Why Low Tensor Pipe Utilization

Hi, I use NCU to profile a simple WMMA code example from

. However, NCU shows the tensor pipe utilization is around 25% even using more loops for mma_sync and disabling data loading or storing. There should be enough blocks to occupy SMs. I wonder why tensor pipe utilization is so low, and how to improve it.

Which metric are you looking at for the tensor pipe utilization?

sm__pipe_tensor_cycles_active.avg.pct_of_peak_sustained_active

or one of

sm__inst_executed_pipe_tensor_op_*

? If you get the value from a table or chart in the UI, you may get the underlying metric name from a tooltip. Please also indicate the Nsight Compute version you are using.

Hi, I am using CUDA11.6 and NCU 2022.1.1.
And I am looking at “sm__inst_executed_pipe_tensor_op_.hmma.avg.pct_of_peak_sustained_active”.

It compiled with “nvcc wmma.cu --expt-relaxed-constexpr -gencode=arch=compute_75,code=“sm_75,compute_75” -o wmma” and run on a 2080Ti. The launch parameter is <<<10000, 256>>>.

I got 24.6% for

#pragma unroll
  for (int i = 0; i < 200; i++) {
    wmma::fragment<wmma::matrix_b, 16, 16, 16, __half, wmma::col_major> b_frag;
    wmma::load_matrix_sync(b_frag, B, 16);
    wmma::mma_sync(acc_frag, a_frag, b_frag, acc_frag);
  }

I got 50% for

  wmma::fragment<wmma::matrix_b, 16, 16, 16, __half, wmma::col_major> b_frag;
  wmma::load_matrix_sync(b_frag, B, 16);
#pragma unroll
  for (int i = 0; i < 200; i++) {
    wmma::mma_sync(acc_frag, a_frag, b_frag, acc_frag);
  }

And I am looking at “sm__inst_executed_pipe_tensor_op_.hmma.avg.pct_of_peak_sustained_active”.

That would explain this I think. Nsight Compute has two types of pipe utilization metrics (the ones I mentioned in the first reply). In current versions, they are mixed in the Compute Workload Analysis chart, which is not ideal. In the next version, the tool will have two separate charts (one for inst_executed and one for cycles_active metrics), as these are measuring different things and shouldn’t be compared 1:1.

Cycles Active
Pipeline utilization based on the number of cycles the pipeline was active. This takes the rates of different instructions executing on the pipeline into account. For an instruction requiring 4 cycles to complete execution, the counter is increased by 1 for 4 cycles.

Inst Executed
Pipeline utilization based on the number of executed instructions. This does not account for any variation in instruction latencies for this pipeline. For an instruction requiring 4 cycles to complete execution, the counter is increased by 1 only.
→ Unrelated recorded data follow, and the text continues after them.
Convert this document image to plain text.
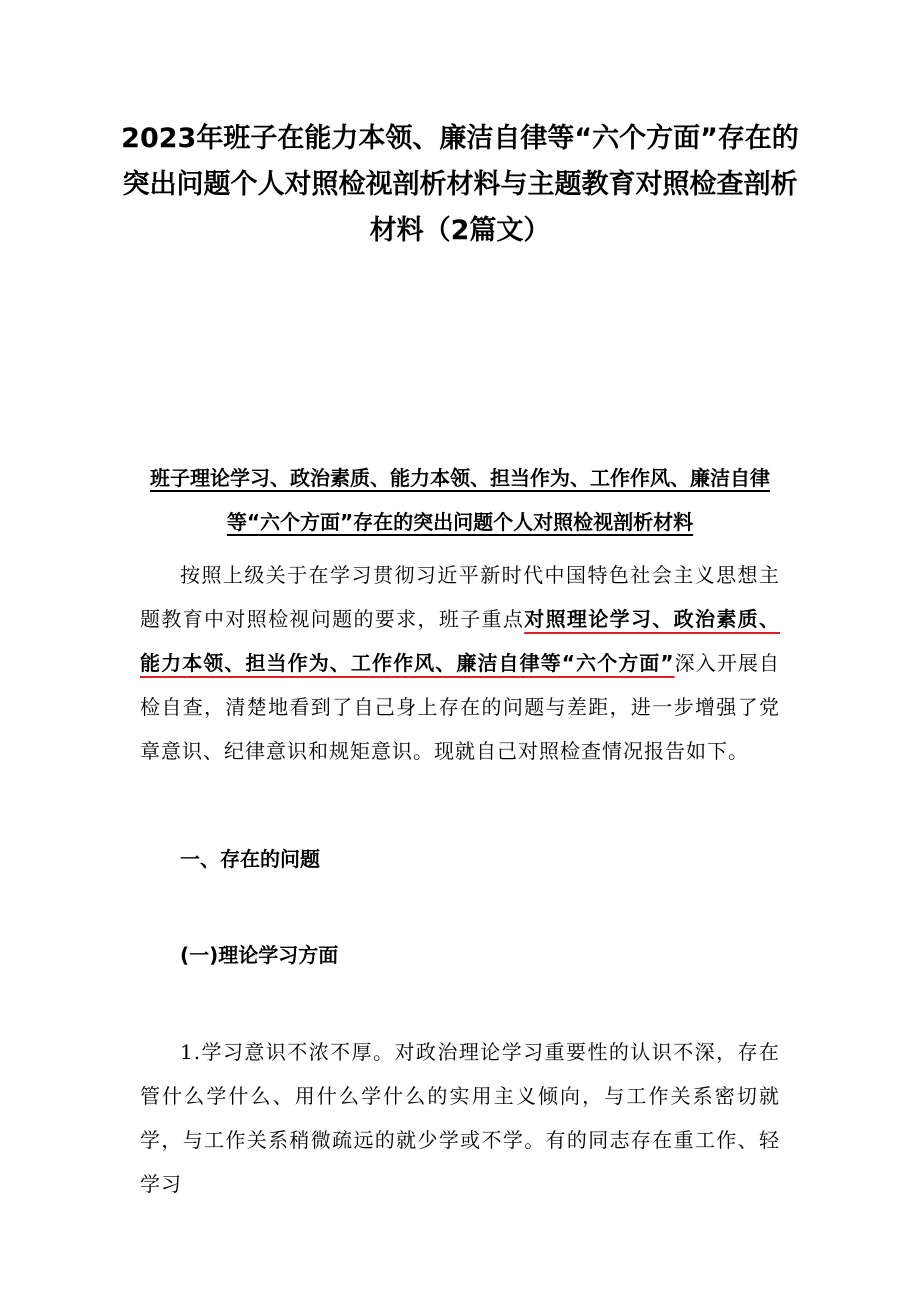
2023年班子在能力本领、廉洁自律等“六个方面”存在的突出问题个人对照检视剖析材料与主题教育对照检查剖析材料（2篇文）
班子理论学习、政治素质、能力本领、担当作为、工作作风、廉洁自律等“六个方面”存在的突出问题个人对照检视剖析材料
按照上级关于在学习贯彻习近平新时代中国特色社会主义思想主题教育中对照检视问题的要求，班子重点对照理论学习、政治素质、能力本领、担当作为、工作作风、廉洁自律等“六个方面”深入开展自检自查，清楚地看到了自己身上存在的问题与差距，进一步增强了党章意识、纪律意识和规矩意识。现就自己对照检查情况报告如下。
一、存在的问题
(一)理论学习方面
1.学习意识不浓不厚。对政治理论学习重要性的认识不深，存在管什么学什么、用什么学什么的实用主义倾向，与工作关系密切就学，与工作关系稍微疏远的就少学或不学。有的同志存在重工作、轻学习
As you can maybe see from the descriptions, inst_executed only looks at how many instructions are issued, but not at their latencies. If the instruction has non-negligible latency, the metric will never reach 100%. Cycles active on the other hand takes this into account. Seeing both side-by-side is ideal, as it indicates not only how much the pipeline is utilized, but also if it’s utilized by many short and few long instructions.

I would therefore recommend that you also collect

sm__pipe_tensor_cycles_active.avg.pct_of_peak_sustained_active

to get a better idea. Even though it’s not yet in the chart, the metric can still be collected in your version of Nsight Compute.

Thanks! This answers my question.

I have new questions. I notice that using float format accumulator results in half bandwidth than half format accumulator. Is this correct? It also halved the “sm__pipe_tensor_cycles_active.avg.pct_of_peak_sustained_active” metrics. It is quite confusing. Why would this happen?

Another question is that TU102’SM has 2 tensor core per SMSP, while I notice 1 warp per SMSP (i.e. 4 warps per SM) can achieve 100% sm__pipe_tensor_cycles_active in another experiment. Why would this happen?